Читать книгу Confessions of a Bookseller - Shaun Bythell - Страница 5
January 2015
ОглавлениеHe handled the books with the reverence of a minister opening the pulpit bible. I had polished the leather that morning till it gleamed like silk, and Mr Pumpherston’s finger-tips rested upon it as if they were butterflies alighting on a choice flower. He seemed to purr with pleasure at the contact. The visitor adjusted his spectacles before he turned over the pages and one could see that Mr Pumpherston’s delight was infectious.
Augustus Muir, The Intimate Thoughts of John Baxter, Bookseller (Methuen & Co., London, 1942)
When Augustus Muir wrote his spoof diary of John Baxter, I wonder if he was truly aware that this is undoubtedly the best part of the second-hand book trade, and probably of book-collecting too: finding and handling something rare and important. I once had a two-volume set of Francis Grose’s Antiquities of Scotland, which, to the person who bought it, was the most important book imaginable. Grose and Robert Burns met in 1789 and became friends. Grose asked Burns to write a supernatural tale to accompany an illustration of Auld Alloway Kirk in Antiquities of Scotland, which he was researching at the time, and thus was born perhaps Burns’s finest poem, ‘Tam o’ Shanter.’ Although it appeared in two other publications first, Grose’s Antiquities of Scotland was the first book in which the poem appeared, and while it is not of enormous financial worth (the last set I had I sold for £340), it is an important book to devotees of Burns, in part owing to the fact that Burns might well never have written ‘Tam o’ Shanter’ had it not been for Grose’s commission. The customer to whom I sold my copy had travelled down from Ayr when he’d heard from one of his friends that we had a copy. It was only after he’d paid that he told me of the Robert Burns connection, and had he not, I would probably still be ignorant of the fact to this day. It is an irony of my position that—although I’m surrounded by books every day—most of what I know about them is imparted by customers, the self-same customers whom my first instinct is to discourage from talking.

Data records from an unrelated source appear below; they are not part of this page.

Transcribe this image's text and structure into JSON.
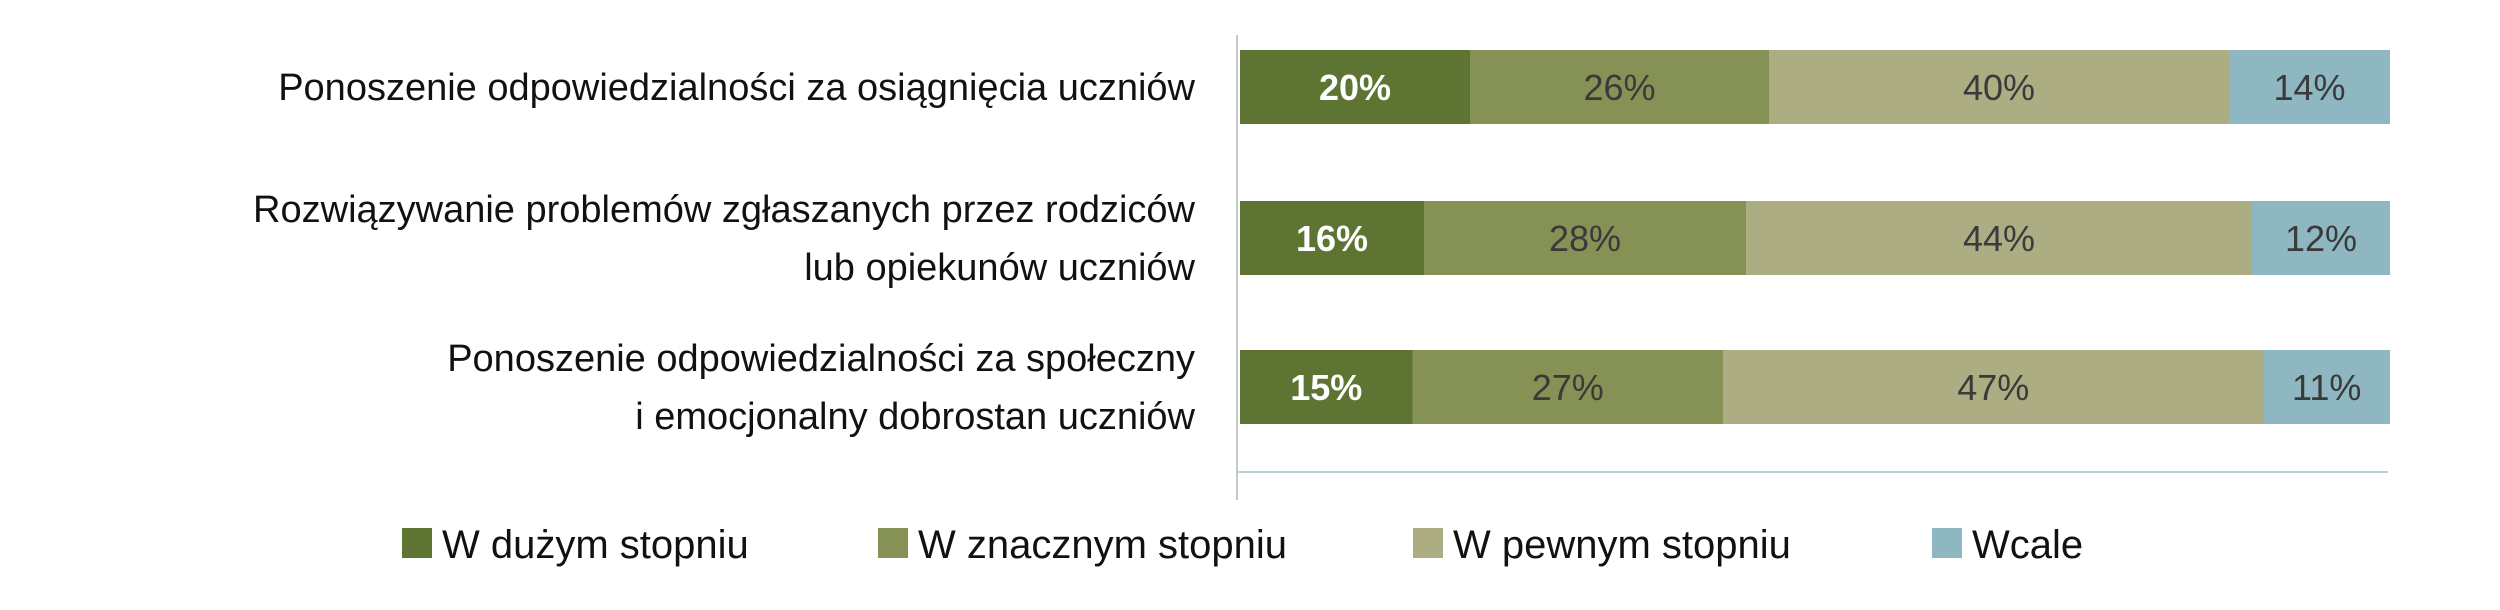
{
  "chart_data": {
    "type": "bar",
    "orientation": "horizontal",
    "stacked": true,
    "normalized_percent": true,
    "title": "",
    "xlabel": "",
    "ylabel": "",
    "xlim": [
      0,
      100
    ],
    "grid": false,
    "legend_position": "bottom",
    "categories": [
      [
        "Ponoszenie odpowiedzialności za osiągnięcia uczniów"
      ],
      [
        "Rozwiązywanie problemów zgłaszanych przez rodziców",
        "lub opiekunów uczniów"
      ],
      [
        "Ponoszenie odpowiedzialności za społeczny",
        "i emocjonalny dobrostan uczniów"
      ]
    ],
    "series": [
      {
        "name": "W dużym stopniu",
        "color": "#5e7432",
        "label_color": "#ffffff",
        "label_bold": true,
        "values": [
          20,
          16,
          15
        ]
      },
      {
        "name": "W znacznym stopniu",
        "color": "#869255",
        "label_color": "#3a3a3a",
        "label_bold": false,
        "values": [
          26,
          28,
          27
        ]
      },
      {
        "name": "W pewnym stopniu",
        "color": "#adad84",
        "label_color": "#3a3a3a",
        "label_bold": false,
        "values": [
          40,
          44,
          47
        ]
      },
      {
        "name": "Wcale",
        "color": "#8fb7c2",
        "label_color": "#3a3a3a",
        "label_bold": false,
        "values": [
          14,
          12,
          11
        ]
      }
    ],
    "value_suffix": "%"
  }
}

Muir’s description of the way Mr Pumpherston handles the book also resonates: people who deal with rare books regularly visibly handle them differently, making sure to support the boards when opening them so that the hinges don’t split, making sure that when the book is removed from the shelf there isn’t too much pressure on the headband. Once you’ve been around rare books for a while, you become acutely aware of people mishandling them.
The pleasure derived from handling books that have introduced something of cultural or scientific significance to the world is undeniably the greatest luxury that this business affords, and few other walks of life—if any—provide such a wealth of opportunity to indulge in this. This is why, every morning, getting out of bed is not in anticipation of a repetitive drudge but in expectation that I may have the chance to hold in my hands a copy of something that first brought to humanity an idea that changed the course of history, whether it be a 1791 copy of The Rights of Man, the 1887 English translation of Das Kapital or an early edition of Darwin’s 1859 On the Origin of Species by Means of Natural Selection. This is what it’s all about.